CFOs should strive to be enablers — not gatekeepers — of generative artificial intelligence adoption within their organizations, beginning with experimental use cases in the finance function, according to a guide published by McKinsey.
While generative AI is still in its early days, the array of possible enterprise use cases is already wide and varied, and the rate of adoption is speeding up, McKinsey partners Ankur Agrawal, Ben Ellencweig, and Rohit Sood wrote in the guide, which was published last week.
“Those realities make it even more important for CFOs to get started in a considered and proactive way,” the authors said. In coming years, generative AI will be “table stakes” for all forward-looking finance teams, they said.
Generative AI could enable automation of up to 70% of business activities across almost all occupations between now and 2030, adding trillions of dollars in value to the global economy, according to a September article from McKinsey.
A recent Gartner survey shows that CFO sentiment towards AI in general is largely positive, with 85% of respondents expressing optimism about using it within the finance function. Yet, when it comes to adoption, most finance departments are taking their time compared with other teams in the organization, like human resources, legal, and information technology, the study found.
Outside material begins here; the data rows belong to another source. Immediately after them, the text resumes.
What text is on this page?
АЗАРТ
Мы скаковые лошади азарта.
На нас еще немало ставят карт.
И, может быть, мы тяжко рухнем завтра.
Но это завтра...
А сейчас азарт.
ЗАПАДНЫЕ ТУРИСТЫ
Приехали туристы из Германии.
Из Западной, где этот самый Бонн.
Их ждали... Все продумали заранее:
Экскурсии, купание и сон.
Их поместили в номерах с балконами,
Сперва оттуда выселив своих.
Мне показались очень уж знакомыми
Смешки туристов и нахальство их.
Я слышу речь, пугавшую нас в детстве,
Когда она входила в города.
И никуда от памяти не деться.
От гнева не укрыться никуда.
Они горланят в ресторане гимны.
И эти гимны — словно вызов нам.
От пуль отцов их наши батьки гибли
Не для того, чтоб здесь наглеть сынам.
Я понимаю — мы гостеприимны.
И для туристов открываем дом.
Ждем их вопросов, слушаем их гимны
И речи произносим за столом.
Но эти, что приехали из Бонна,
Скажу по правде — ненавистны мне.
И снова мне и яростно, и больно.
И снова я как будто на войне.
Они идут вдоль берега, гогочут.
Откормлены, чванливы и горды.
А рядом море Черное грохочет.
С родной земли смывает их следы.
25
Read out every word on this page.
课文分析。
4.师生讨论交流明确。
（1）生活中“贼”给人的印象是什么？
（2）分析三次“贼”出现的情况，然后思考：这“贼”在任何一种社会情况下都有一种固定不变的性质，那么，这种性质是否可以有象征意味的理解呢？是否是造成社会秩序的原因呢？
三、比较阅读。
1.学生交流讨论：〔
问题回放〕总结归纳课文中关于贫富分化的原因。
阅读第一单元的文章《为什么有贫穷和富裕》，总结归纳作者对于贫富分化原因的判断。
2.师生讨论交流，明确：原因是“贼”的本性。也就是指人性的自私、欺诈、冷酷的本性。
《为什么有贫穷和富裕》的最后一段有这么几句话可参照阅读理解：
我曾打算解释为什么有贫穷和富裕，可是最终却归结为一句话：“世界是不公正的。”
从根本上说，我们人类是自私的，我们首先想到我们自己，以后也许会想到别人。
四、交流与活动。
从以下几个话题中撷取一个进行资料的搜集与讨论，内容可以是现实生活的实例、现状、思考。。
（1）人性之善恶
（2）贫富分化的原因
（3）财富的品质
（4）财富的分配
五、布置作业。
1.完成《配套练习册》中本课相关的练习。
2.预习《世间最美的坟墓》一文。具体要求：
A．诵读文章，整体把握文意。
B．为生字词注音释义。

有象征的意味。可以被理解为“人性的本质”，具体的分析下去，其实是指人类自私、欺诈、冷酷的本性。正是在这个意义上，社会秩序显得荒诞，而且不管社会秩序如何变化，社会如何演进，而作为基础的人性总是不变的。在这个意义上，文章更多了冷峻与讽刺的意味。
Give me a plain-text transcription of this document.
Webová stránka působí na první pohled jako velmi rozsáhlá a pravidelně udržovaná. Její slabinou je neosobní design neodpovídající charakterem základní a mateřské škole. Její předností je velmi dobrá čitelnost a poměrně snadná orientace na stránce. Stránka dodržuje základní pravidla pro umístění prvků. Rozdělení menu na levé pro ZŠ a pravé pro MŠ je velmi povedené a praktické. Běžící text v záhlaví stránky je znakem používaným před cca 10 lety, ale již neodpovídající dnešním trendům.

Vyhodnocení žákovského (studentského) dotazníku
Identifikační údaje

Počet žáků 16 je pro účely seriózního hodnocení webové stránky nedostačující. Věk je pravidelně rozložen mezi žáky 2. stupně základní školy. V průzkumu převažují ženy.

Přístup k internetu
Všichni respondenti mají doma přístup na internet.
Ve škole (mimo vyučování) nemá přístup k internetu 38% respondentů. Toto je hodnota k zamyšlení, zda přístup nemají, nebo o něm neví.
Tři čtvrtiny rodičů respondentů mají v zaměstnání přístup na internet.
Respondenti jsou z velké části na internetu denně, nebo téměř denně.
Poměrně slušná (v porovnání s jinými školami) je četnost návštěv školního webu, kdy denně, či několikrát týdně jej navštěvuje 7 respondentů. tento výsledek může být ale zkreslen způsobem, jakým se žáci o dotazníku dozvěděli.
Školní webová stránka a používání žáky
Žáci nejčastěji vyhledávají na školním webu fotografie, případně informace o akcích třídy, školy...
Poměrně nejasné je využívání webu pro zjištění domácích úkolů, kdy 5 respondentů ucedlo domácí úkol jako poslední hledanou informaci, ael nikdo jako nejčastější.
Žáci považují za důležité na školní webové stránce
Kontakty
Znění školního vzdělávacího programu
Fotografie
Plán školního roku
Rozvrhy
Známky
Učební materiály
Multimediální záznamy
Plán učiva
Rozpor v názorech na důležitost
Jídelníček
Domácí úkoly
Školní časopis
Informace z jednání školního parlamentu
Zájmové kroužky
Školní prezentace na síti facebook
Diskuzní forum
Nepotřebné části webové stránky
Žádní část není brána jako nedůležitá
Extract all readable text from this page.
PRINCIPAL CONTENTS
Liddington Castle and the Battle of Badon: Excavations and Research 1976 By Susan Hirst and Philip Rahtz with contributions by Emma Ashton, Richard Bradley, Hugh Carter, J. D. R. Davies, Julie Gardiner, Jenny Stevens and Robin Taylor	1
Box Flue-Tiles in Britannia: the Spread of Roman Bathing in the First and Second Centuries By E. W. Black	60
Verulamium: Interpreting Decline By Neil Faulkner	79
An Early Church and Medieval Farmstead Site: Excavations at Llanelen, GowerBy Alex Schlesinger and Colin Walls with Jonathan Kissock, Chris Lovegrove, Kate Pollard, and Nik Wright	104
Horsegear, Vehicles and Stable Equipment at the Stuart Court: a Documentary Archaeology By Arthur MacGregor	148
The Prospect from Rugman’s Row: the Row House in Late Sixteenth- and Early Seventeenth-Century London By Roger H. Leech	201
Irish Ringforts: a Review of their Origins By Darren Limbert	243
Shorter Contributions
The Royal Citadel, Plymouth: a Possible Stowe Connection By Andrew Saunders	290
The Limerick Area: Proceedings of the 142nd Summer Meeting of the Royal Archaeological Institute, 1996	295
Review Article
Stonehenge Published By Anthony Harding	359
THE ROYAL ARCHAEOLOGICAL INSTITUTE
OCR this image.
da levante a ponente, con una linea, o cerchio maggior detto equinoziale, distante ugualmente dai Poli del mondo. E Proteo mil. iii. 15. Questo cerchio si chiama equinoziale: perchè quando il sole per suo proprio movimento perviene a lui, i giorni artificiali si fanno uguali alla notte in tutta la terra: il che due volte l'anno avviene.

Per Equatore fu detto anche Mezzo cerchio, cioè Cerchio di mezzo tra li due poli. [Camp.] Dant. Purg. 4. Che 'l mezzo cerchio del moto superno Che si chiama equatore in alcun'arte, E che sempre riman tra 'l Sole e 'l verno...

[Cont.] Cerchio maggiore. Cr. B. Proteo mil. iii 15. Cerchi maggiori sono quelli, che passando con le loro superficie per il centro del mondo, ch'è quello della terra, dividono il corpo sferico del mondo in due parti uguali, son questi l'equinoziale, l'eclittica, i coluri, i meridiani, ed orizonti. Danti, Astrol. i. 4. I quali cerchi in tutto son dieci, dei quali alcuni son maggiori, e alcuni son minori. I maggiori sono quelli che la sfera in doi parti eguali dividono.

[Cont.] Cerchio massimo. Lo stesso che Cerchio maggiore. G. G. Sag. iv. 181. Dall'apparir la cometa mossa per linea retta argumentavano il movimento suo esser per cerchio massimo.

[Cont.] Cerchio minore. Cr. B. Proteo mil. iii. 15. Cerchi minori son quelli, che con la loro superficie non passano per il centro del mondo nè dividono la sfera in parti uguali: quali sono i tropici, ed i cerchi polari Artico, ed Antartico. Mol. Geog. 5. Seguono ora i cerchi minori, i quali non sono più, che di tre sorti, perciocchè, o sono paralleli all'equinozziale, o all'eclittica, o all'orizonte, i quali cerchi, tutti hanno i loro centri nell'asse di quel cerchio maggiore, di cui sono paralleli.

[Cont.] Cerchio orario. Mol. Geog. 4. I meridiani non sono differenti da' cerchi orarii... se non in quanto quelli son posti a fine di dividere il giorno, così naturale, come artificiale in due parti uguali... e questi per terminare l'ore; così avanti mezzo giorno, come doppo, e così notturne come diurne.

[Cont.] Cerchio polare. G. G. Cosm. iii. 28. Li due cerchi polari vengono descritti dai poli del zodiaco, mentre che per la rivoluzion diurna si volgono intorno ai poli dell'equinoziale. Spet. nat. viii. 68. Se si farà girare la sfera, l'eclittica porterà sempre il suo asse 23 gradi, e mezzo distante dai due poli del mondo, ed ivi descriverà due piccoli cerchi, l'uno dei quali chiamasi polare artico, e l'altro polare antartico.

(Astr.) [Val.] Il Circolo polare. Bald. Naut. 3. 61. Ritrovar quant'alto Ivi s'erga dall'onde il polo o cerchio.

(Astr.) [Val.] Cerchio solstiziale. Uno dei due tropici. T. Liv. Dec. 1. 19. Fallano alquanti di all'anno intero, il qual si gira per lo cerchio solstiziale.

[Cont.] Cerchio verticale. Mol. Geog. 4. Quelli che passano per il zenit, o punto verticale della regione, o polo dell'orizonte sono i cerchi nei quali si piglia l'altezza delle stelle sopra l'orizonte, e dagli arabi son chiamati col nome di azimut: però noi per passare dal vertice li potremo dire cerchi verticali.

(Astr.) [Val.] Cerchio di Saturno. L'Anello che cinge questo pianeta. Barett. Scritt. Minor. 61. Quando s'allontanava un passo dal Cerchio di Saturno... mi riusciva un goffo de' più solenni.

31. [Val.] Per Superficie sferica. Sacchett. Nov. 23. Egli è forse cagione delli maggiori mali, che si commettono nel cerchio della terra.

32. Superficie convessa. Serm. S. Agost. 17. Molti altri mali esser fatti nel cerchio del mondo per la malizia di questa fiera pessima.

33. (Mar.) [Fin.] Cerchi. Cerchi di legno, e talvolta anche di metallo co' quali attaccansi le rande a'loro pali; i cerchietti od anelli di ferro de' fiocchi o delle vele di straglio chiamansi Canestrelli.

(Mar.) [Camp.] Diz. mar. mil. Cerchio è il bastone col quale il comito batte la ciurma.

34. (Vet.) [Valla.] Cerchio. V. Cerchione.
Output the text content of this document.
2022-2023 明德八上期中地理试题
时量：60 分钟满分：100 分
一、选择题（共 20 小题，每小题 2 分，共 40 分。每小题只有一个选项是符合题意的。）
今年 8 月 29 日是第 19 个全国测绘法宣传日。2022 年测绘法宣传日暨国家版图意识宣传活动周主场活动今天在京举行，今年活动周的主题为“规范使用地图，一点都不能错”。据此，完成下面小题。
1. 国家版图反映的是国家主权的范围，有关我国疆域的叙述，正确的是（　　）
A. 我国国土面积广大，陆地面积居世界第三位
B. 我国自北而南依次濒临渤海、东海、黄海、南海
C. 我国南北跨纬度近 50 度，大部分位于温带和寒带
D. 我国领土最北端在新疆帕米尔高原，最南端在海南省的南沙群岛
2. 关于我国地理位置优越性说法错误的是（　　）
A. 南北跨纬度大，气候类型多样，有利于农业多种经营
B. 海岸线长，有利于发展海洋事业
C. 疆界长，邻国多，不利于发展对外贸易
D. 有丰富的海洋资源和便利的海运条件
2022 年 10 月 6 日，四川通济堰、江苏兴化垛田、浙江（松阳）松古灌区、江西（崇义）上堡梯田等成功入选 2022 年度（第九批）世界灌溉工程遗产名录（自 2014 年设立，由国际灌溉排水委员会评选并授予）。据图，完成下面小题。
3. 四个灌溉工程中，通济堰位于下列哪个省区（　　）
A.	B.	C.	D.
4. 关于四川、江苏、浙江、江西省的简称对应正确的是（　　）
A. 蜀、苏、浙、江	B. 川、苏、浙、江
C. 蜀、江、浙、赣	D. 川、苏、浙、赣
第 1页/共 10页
However, this is expected to change in coming years as the AI market continues to mature at a rapid pace. Four out of five finance leaders responding to the Gartner poll said they expected to devote more money and effort into deploying AI over the next two years.
By 2026, 80% of large enterprise finance teams will rely on internally managed and owned generative AI platforms trained with proprietary business data, according to separate research from Gartner.
McKinsey made a similar prediction, concluding in its CFO guide that “most, if not all, finance functions in large enterprises will likely be using gen AI in significant ways within the next three to five years.”
According to the guide, a few multinational enterprises have already begun to implement AI for use cases such as creating first drafts of securities filings and stakeholder reports; facilitating collections and payments; and identifying drivers and root causes of budget variances.
CFOs just embarking on the path to becoming AI innovation champions should experiment with the technology by, for example, uploading and analyzing competitors’ publicly available earnings-call transcripts, the guide said.
The authors also recommended that CFOs budget a “nominal amount” for AI projects in the learning phase.
“[T]he goal is not to let a thousand flowers bloom,” they wrote. “Instead, CFOs should select a handful of use cases — ideally two to three — that could have the greatest impact on their function, focus more on effectiveness than efficiency alone, and get going.”